What an incredible two weeks we have had in France. It’s amazing what we did and accomplished while here. We saw three regions of France, we experienced two Famous wineries that do not export their wine out of their area and we got to paddleboard in the French Mediterranean Sea among yachts and coastal village towns with colors of the sun. Sitting in the water floating among the sea looking back at the Village opened my eyes to all that I can do and have done with this illness. I did not let it win and bring me down and I have overcome so much. So to sit in the French Riviera with the love of my life looking out among the ocean, at Villafrenche Sur Mer, I saw my life ahead of me.
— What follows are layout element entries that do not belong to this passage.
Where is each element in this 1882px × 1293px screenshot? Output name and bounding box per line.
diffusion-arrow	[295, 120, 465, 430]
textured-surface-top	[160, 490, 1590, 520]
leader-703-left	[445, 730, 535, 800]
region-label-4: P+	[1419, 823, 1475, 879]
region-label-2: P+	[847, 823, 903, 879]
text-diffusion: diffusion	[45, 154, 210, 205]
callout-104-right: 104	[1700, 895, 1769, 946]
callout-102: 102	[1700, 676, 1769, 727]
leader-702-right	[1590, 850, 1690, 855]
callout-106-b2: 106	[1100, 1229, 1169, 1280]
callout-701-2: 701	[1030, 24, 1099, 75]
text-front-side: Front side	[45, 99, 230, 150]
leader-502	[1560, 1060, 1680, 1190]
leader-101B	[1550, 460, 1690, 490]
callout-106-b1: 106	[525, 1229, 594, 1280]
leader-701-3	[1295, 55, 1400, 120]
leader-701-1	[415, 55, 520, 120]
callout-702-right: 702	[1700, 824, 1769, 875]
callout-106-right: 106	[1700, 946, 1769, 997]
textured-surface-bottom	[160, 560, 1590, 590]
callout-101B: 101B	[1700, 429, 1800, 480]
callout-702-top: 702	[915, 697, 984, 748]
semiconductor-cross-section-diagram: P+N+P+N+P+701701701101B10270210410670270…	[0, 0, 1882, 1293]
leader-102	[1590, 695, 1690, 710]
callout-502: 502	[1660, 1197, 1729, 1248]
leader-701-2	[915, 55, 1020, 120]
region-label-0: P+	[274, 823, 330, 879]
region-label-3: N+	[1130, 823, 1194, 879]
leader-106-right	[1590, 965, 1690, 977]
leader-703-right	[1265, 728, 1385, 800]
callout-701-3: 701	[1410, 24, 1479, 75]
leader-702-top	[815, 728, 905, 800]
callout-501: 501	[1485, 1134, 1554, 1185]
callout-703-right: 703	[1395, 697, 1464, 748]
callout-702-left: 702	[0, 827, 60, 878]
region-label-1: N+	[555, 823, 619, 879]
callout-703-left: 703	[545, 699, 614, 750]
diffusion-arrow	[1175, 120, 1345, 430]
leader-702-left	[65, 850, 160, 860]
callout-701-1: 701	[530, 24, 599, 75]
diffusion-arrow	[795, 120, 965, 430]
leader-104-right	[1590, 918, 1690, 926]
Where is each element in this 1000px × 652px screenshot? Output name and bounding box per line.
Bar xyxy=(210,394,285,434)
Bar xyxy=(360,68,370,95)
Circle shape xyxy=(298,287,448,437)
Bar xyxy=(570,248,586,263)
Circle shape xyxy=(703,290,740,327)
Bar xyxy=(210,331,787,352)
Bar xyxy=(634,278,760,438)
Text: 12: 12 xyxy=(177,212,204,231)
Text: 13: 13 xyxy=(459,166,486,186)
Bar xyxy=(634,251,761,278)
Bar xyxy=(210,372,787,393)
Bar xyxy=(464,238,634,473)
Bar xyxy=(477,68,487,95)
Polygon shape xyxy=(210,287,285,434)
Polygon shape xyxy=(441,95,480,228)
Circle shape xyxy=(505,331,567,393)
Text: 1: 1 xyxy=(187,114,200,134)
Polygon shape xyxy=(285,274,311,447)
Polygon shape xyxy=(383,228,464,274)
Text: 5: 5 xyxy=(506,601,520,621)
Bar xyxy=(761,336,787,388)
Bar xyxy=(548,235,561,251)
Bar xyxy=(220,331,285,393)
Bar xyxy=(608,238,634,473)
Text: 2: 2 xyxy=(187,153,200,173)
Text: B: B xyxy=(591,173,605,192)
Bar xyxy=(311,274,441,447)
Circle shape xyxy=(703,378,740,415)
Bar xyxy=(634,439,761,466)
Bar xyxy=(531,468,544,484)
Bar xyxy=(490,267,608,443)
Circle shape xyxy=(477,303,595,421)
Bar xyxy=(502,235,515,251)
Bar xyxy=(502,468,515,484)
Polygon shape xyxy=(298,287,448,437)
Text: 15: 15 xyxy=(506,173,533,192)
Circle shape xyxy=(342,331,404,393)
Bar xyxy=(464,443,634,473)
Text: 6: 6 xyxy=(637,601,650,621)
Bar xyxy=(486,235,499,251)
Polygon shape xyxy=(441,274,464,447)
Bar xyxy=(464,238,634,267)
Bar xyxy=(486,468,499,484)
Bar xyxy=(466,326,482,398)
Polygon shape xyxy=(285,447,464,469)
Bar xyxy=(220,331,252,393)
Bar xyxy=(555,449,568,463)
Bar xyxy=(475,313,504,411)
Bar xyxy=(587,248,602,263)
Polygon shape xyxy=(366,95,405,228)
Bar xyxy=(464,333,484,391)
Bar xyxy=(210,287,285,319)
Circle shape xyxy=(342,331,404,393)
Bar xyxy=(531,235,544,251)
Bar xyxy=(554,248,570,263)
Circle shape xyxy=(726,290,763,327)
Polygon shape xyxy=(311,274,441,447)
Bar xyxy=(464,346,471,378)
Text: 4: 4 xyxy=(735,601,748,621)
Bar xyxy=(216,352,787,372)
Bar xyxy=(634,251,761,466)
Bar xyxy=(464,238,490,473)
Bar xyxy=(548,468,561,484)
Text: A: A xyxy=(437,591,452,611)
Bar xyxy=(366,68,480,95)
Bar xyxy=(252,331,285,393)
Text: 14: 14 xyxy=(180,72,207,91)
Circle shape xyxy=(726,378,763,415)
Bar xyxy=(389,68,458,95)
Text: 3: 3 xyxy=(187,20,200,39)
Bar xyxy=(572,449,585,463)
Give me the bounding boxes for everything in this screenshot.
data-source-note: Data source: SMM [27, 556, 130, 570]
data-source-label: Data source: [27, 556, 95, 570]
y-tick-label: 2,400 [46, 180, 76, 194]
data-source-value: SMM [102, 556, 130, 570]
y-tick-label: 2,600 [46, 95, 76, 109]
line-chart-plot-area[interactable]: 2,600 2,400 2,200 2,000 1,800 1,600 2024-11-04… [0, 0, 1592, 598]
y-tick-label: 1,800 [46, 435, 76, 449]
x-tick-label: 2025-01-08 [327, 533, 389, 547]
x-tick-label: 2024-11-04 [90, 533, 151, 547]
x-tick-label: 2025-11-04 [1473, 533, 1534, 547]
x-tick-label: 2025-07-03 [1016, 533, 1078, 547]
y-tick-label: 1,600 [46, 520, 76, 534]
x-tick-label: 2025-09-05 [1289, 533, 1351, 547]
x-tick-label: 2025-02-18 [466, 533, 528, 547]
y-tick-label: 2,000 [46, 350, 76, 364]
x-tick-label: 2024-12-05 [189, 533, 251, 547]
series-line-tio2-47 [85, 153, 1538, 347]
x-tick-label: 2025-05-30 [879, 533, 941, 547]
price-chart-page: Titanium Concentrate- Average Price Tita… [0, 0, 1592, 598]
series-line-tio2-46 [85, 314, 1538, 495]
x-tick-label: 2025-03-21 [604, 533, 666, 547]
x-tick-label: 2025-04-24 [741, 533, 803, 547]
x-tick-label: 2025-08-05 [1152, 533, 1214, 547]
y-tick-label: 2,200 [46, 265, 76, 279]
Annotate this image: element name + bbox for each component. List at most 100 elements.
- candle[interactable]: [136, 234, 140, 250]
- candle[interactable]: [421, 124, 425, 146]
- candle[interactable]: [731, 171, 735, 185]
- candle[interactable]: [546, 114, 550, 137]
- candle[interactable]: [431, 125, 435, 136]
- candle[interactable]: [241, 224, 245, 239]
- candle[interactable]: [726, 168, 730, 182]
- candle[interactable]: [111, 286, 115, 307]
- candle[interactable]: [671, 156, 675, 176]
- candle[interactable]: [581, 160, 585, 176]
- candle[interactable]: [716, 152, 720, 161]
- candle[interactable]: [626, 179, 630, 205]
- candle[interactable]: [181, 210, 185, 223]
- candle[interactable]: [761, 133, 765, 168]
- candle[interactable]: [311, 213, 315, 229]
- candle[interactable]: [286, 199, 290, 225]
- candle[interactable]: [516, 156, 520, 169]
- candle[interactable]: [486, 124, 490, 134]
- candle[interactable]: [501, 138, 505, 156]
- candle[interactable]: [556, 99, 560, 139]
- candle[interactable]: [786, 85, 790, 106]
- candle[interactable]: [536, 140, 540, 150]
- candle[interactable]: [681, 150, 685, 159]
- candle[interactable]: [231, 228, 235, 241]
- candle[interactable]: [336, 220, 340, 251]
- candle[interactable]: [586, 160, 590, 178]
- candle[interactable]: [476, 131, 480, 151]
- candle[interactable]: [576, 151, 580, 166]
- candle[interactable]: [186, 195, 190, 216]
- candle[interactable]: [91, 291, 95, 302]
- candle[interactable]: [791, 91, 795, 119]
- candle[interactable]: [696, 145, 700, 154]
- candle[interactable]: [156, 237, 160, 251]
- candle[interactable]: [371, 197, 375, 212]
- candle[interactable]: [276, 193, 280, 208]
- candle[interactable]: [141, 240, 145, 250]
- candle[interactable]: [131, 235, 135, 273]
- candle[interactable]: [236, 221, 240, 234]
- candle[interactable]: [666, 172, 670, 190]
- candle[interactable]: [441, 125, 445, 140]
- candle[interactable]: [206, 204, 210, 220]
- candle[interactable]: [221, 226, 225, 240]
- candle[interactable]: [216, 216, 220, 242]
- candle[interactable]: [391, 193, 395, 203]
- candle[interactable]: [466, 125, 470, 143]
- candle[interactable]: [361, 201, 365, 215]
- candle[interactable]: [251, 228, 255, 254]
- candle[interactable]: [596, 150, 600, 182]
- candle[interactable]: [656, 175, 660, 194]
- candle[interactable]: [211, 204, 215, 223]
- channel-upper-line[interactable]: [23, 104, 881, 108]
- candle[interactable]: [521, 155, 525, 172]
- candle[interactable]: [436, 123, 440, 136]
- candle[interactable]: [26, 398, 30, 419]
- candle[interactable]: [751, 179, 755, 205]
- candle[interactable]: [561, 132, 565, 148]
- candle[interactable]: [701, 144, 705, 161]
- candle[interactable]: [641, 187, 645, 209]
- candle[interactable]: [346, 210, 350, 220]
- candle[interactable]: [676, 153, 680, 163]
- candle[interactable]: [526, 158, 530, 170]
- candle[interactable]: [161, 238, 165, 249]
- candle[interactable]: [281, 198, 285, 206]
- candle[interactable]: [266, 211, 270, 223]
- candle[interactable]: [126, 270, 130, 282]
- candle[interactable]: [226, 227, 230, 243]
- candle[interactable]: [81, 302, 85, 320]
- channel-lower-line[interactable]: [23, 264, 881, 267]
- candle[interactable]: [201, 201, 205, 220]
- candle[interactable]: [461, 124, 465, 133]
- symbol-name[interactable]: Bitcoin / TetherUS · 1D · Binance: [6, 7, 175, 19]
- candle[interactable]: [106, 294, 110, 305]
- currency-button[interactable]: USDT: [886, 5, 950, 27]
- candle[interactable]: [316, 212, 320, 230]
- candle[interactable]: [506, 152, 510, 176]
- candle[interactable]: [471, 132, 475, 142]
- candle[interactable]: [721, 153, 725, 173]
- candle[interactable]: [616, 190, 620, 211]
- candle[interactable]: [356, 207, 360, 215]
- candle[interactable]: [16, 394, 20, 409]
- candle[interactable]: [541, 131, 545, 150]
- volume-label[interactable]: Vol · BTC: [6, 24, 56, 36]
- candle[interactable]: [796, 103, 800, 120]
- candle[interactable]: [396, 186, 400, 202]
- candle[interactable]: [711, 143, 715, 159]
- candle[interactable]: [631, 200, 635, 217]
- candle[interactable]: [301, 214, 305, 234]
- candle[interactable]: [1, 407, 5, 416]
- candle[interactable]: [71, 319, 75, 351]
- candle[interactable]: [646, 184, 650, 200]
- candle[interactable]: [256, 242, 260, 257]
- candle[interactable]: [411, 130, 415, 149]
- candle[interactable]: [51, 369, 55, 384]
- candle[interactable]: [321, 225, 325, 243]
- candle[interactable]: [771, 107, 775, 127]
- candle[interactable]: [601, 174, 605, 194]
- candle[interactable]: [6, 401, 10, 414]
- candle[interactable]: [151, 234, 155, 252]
Our lives ahead of us. A vision I have lost for years. The sight of a life ahead of me.


Despite dealing with chronic illnesses and a body that always lets me down I am in happy tears to say that my body feels tired and my legs are sore but I did everything I wanted to do. When we get back home I have a leg procedure coming up to help with the leg pains and vein issues I am experiencing. I was nervous if my legs would hold up. And they did. I was nervous my heart would act up. But it didnt. I was nervous I would have an Sphincter of OddI attack or pancreatitis or sick from eating but only a few pains hit and mostly I am able to Control the pain now with the meds. The hardest part of the trip was staying on A medication regiment while being here and not taking too many pain meds versus not being in too much pain. Matt and I worked together and I was able to stay on track and I never missed a dose of meds while I was here. I did run out of my stroke/Parkinsons meds but I rationed for the end of the trip since we were going to Versailles. It worked!


I was nervous about coming on this trip. I thought of everything that could go wrong and would go wrong but it was ruining my enjoyment of planning for the trip. Matt took the brunt of that and he handled it so well. I feel like I am ready to go back to the States and start life again. I shed the old me in France and I became a new person. A happy person. I want to get back to living life and seeing friends and going to the gym, yoga and swimming. My favorite activities all at my fingertips with all the time I need to do them everyday But I just never felt the desire to get up and do them. France, you gave me back my happiness. Matt, you gave me the best gift of my life. He is such an amazing man. I am so very lucky. No one holds a candle to this man and I can not wait to be his wife.


We sit here in the airport in France waiting to board our flight, and I am so excited to get home. I miss our kitties and our dogs and our home. I miss our garden and the simplicity of our life. I look forward to bringing more happiness and love into our home and counting down until we get married in October.


Thank you for being a part of my journey. Your love, prayers and thoughts allowed me to travel to France. A place I have always held dear for some unknown reason. I just never let go of the hope of TakinG my grand adventure and then along came Matt and with his love and kindness, my dreams came true.